Local and Long-range Convolutional LSTM Network: A novel multi-step wind speed prediction approach for modeling local and long-range spatial correlations based on ConvLSTM

Accurate wind speed prediction is crucial for enhancing the stability and economic efficiency of power system operation, particularly in wind power grid integration. However, existing methods face challenges as they fail to explicitly model local and long-range spatial correlations simultaneously, thereby limiting the performance of wind speed prediction to a certain extent. To overcome these challenges, this study develops a novel method, namely, LLConvLSTM, from the perspective of modeling local and long-range spatial correlations in wind speed, which leverages Deformable Convolution V2 and Coordinate Attention for multi-step spatiotemporal wind speed prediction. A ConvLSTM encoder–decoder architecture is designed for end-to-end spatiotemporal wind speed prediction. The Residual Deformable Convolution Module (RDCM) increases additional offsets and modulation scales in the spatial sampling locations, enhancing the capability to capture local spatial correlations.

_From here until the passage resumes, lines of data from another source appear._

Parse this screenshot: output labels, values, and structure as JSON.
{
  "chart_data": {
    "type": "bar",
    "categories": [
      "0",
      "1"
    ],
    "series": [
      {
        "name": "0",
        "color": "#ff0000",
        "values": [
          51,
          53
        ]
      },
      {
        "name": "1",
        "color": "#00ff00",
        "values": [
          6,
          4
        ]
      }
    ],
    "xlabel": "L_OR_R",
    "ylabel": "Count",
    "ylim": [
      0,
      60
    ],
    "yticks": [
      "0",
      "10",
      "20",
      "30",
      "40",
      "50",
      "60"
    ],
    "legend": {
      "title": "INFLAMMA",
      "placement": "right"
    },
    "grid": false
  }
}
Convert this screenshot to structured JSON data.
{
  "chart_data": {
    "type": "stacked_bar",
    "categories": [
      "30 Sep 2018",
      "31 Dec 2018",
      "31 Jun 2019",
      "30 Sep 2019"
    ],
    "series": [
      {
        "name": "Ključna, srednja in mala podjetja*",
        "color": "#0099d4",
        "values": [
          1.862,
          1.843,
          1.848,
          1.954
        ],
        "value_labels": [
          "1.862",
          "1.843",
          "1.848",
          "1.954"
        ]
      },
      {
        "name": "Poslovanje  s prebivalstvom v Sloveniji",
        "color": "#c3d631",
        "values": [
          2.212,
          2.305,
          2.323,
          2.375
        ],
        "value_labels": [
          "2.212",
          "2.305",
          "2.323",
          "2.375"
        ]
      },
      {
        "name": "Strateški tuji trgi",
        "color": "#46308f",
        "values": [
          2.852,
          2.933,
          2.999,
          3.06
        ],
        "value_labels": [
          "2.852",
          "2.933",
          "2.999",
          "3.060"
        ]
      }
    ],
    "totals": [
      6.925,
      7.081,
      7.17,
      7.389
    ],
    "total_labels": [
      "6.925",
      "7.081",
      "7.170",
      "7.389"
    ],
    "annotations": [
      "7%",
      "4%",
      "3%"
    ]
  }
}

Dense Coordinate Attention Module (DCAM) embeds spatial positional information into the channel attention. DCAM improves the representability of long-range spatial correlations. Experimental results based on wind speed data from 253 virtual wind turbines demonstrate that the proposed approach significantly outperforms existing methods throughout the entire year and months. Moreover, the proposed method achieves Mean Squared Error (MSE) of 0.1199, 0.3446 and 0.5798 for multi-step wind speed prediction, representing reductions of 22.47% to 40.91% compared with existing methods. These findings highlight the significance of modeling local and long-range spatial correlations in enhancing the accuracy and stability of wind speed prediction. Future research will design a universal method capable of handling turbine data from any location and emphasize long-term forecasting in wind speed prediction.